Floyd is a wee tiny town with an awesome name just off the Blue Ridge Parkway in the mountains of southwest Virginia. It’s a scenic 2.5-hour drive from Fayetteville WV, our previous location. Floyd is renown for its live music scene, including the big annual music and art festival FloydFest, which is on our to-do list for 2022! In addition to live music everywhere you look, Floyd has a sweet little downtown strip of shops and restaurants, and a surprising number of breweries, distilleries, and cocktail bars.
We stayed at Chantilly Farm, a huge, beautiful campground ten minutes from downtown Floyd. It was peaceful, even with a wedding reception going on up the hill. We were happy to see a disc golf course (with no trees this time!) as we drove into the campground. Our one complaint was that the internet was pretty nonexistent. We loved the place though, and will stay there again next month.
Eating (while enjoying live music)
Our first order of business upon arriving was to walk around downtown Floyd and figure out where to see music. Dogtown Roadhouse was rated highly online and had a band that night, so we got a dinner reservation, and it was fantastic! You should see how many exclamation points are in my notes! The pizza was just ok, but the band was really talented, and we had a blast! The deck looks nice too if there’s no music and you’d rather sit outside. We’ll go back for sure in August!

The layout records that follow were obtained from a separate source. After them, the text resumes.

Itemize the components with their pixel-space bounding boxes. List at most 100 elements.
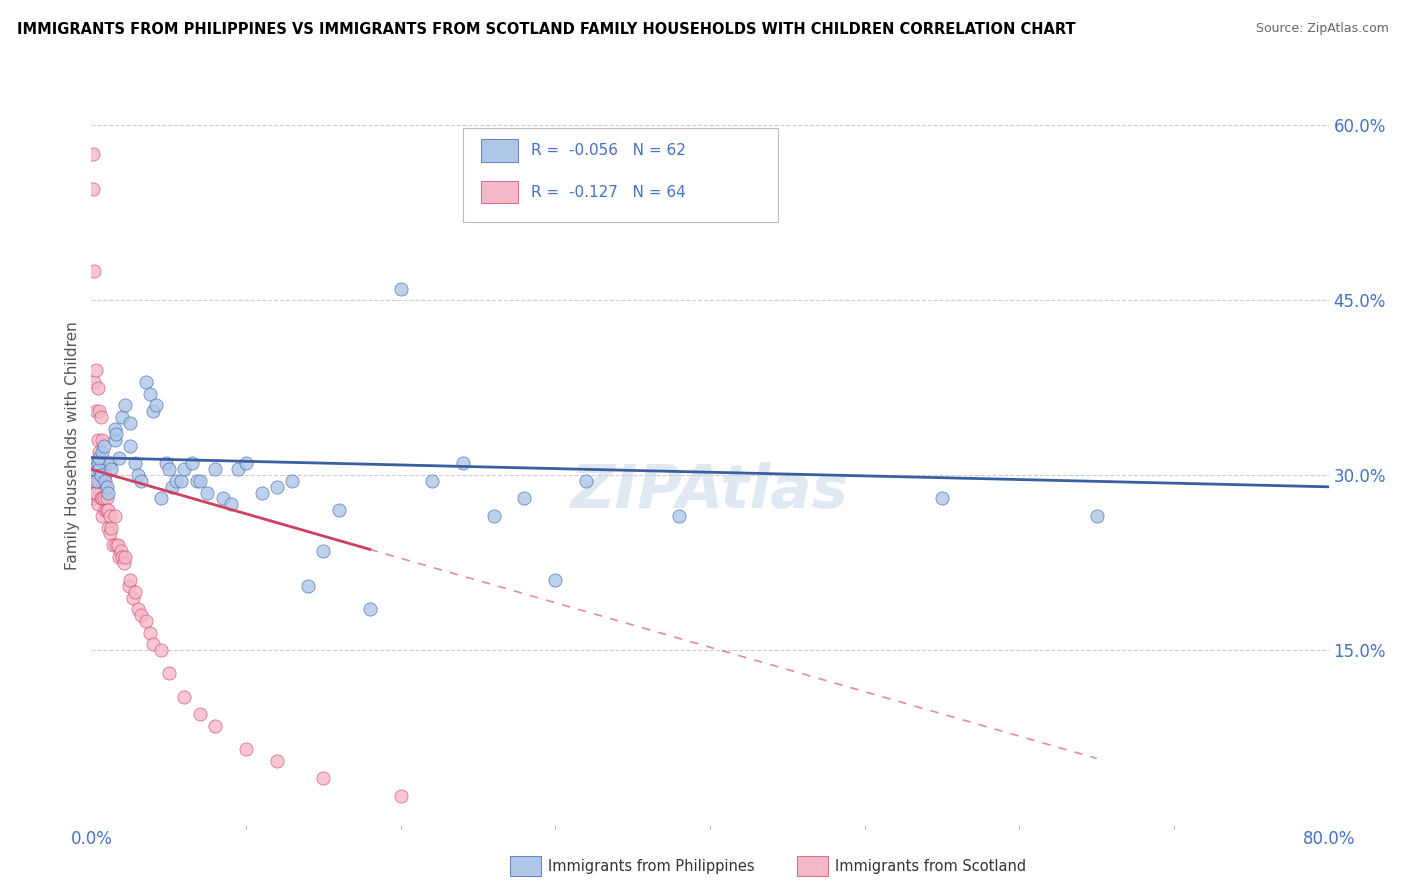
Point — [96, 480, 118, 494]
Point — [86, 497, 108, 511]
Point — [83, 462, 105, 476]
Point — [122, 591, 145, 605]
Point — [90, 468, 112, 483]
Point — [84, 363, 107, 377]
Point — [266, 754, 288, 768]
FancyBboxPatch shape — [463, 128, 778, 222]
Point — [96, 491, 118, 506]
Point — [108, 450, 131, 465]
Point — [87, 450, 111, 465]
Point — [513, 491, 536, 506]
Point — [82, 457, 104, 471]
Text: IMMIGRANTS FROM PHILIPPINES VS IMMIGRANTS FROM SCOTLAND FAMILY HOUSEHOLDS WITH C: IMMIGRANTS FROM PHILIPPINES VS IMMIGRANT… — [17, 22, 1076, 37]
Point — [91, 433, 114, 447]
Point — [83, 264, 105, 278]
Point — [124, 457, 146, 471]
Point — [87, 404, 111, 418]
Point — [104, 421, 127, 435]
Point — [145, 398, 167, 412]
Text: Immigrants from Scotland: Immigrants from Scotland — [835, 859, 1026, 873]
Point — [226, 462, 250, 476]
Point — [104, 433, 127, 447]
Point — [219, 497, 242, 511]
Point — [117, 579, 139, 593]
Point — [91, 474, 114, 488]
Point — [359, 602, 381, 616]
Point — [931, 491, 953, 506]
Point — [91, 508, 114, 523]
Point — [297, 579, 319, 593]
Point — [114, 549, 136, 564]
Text: Source: ZipAtlas.com: Source: ZipAtlas.com — [1256, 22, 1389, 36]
Point — [82, 480, 104, 494]
Point — [100, 462, 122, 476]
Point — [204, 719, 226, 733]
Point — [110, 544, 132, 558]
Point — [86, 457, 108, 471]
Point — [90, 491, 112, 506]
Point — [87, 474, 111, 488]
Point — [235, 742, 257, 756]
Point — [112, 556, 135, 570]
Point — [482, 508, 505, 523]
Point — [420, 474, 443, 488]
Point — [328, 503, 350, 517]
Point — [127, 602, 149, 616]
Point — [105, 538, 128, 552]
Point — [544, 573, 567, 587]
Point — [94, 468, 117, 483]
Point — [135, 614, 156, 628]
Point — [149, 491, 172, 506]
Point — [86, 381, 108, 395]
Point — [124, 584, 146, 599]
Point — [157, 462, 180, 476]
Point — [84, 404, 107, 418]
Point — [98, 526, 121, 541]
Y-axis label: Family Households with Children: Family Households with Children — [65, 322, 80, 570]
FancyBboxPatch shape — [481, 139, 519, 161]
Point — [188, 707, 211, 722]
Point — [90, 457, 112, 471]
Point — [108, 549, 131, 564]
Point — [120, 439, 141, 453]
Point — [451, 457, 474, 471]
Point — [96, 503, 118, 517]
Point — [129, 608, 152, 623]
Point — [195, 485, 219, 500]
Point — [114, 398, 136, 412]
Point — [149, 643, 172, 657]
Point — [129, 474, 152, 488]
Text: R =  -0.127   N = 64: R = -0.127 N = 64 — [530, 185, 685, 200]
Point — [91, 445, 114, 459]
Point — [82, 182, 104, 196]
Point — [1085, 508, 1108, 523]
Point — [105, 427, 128, 442]
Point — [155, 457, 177, 471]
Point — [82, 491, 104, 506]
Point — [98, 508, 121, 523]
FancyBboxPatch shape — [481, 180, 519, 203]
Point — [98, 457, 121, 471]
Point — [97, 503, 120, 517]
Point — [120, 416, 141, 430]
Point — [139, 625, 162, 640]
Point — [575, 474, 598, 488]
Point — [135, 375, 156, 389]
Point — [186, 474, 208, 488]
Point — [173, 462, 195, 476]
Point — [93, 439, 115, 453]
Point — [93, 491, 115, 506]
Point — [93, 457, 115, 471]
Point — [90, 409, 112, 424]
Point — [104, 508, 127, 523]
Point — [389, 281, 412, 295]
Point — [266, 480, 288, 494]
Point — [94, 474, 117, 488]
Point — [166, 474, 188, 488]
Point — [173, 690, 195, 704]
Point — [312, 544, 335, 558]
Point — [87, 462, 111, 476]
Point — [107, 538, 129, 552]
Point — [86, 433, 108, 447]
Point — [84, 485, 107, 500]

After our bike ride the next day, we grabbed lunch from the counter at the adorable Floyd Country Store and pulled up a folding chair in the alley outside to listen to a community bluegrass jam session. It was a happy, laid-back scene and the food–vegan chili for me, some kind of meat over local grits for J–was wonderful. If you go, you must get a cheddar biscuit. J proclaimed it “the perfect biscuit,” and he has a lot of biscuit experience.
There was no live music at the grocery store (even in Floyd). We wanted to shop local at Slaughters’ Supermarket; they had the basics, but maybe the selection at Food Lion is better.
Buffalo Mountain Brewery has a dark, lodge-feeling taproom and lots of outdoor space. Their style of beer isn’t our favorite, but we enjoyed sitting on the patio, and considered going back to hear the band later (and would have if chilling at our campsite weren’t so delightful).
5 Mile Mountain Distillery is a popular spot–parking was a little tight in the middle of the afternoon (AirstreamDog motto: go early!). They make cocktails with their own moonshine and rye and while the flavors weren’t our favorite, we highly enjoyed sitting at a shady picnic table and listening to the band. I’m not exaggerating about live music everywhere in Floyd. It’s pretty amazing.
Floyd has a speakeasy, complete with a secret entrance! Lush Lounge makes well-crafted (and quite expensive) prohibition-style craft cocktails in an old house with a maze of dark, interestingly-decorated rooms. It made me want to decorate my entire house with peacock print (J says no). Lush’s sibling The Blind Pig was closed for renovations, but we plan to try their Asian food next visit.
Cycling and disc golf
Our “hike one day, bike one day” rule for the trip sort of fell apart in Floyd, because I didn’t love any of the hikes I read about. Please give us hike recommendations close to Floyd! Instead of hiking on our non-biking day, we played disc golf on the super (but hard to follow without a map) course at the campground.
The bike loop we found was fabulous. And hard! The 28-mile loop starts from downtown Floyd, climbs up to the Blue Ridge Parkway, then flies back down into town. It’s gorgeous, but some of those climbs are really tough!
Floyd is a gem and we’re looking forward to returning in August!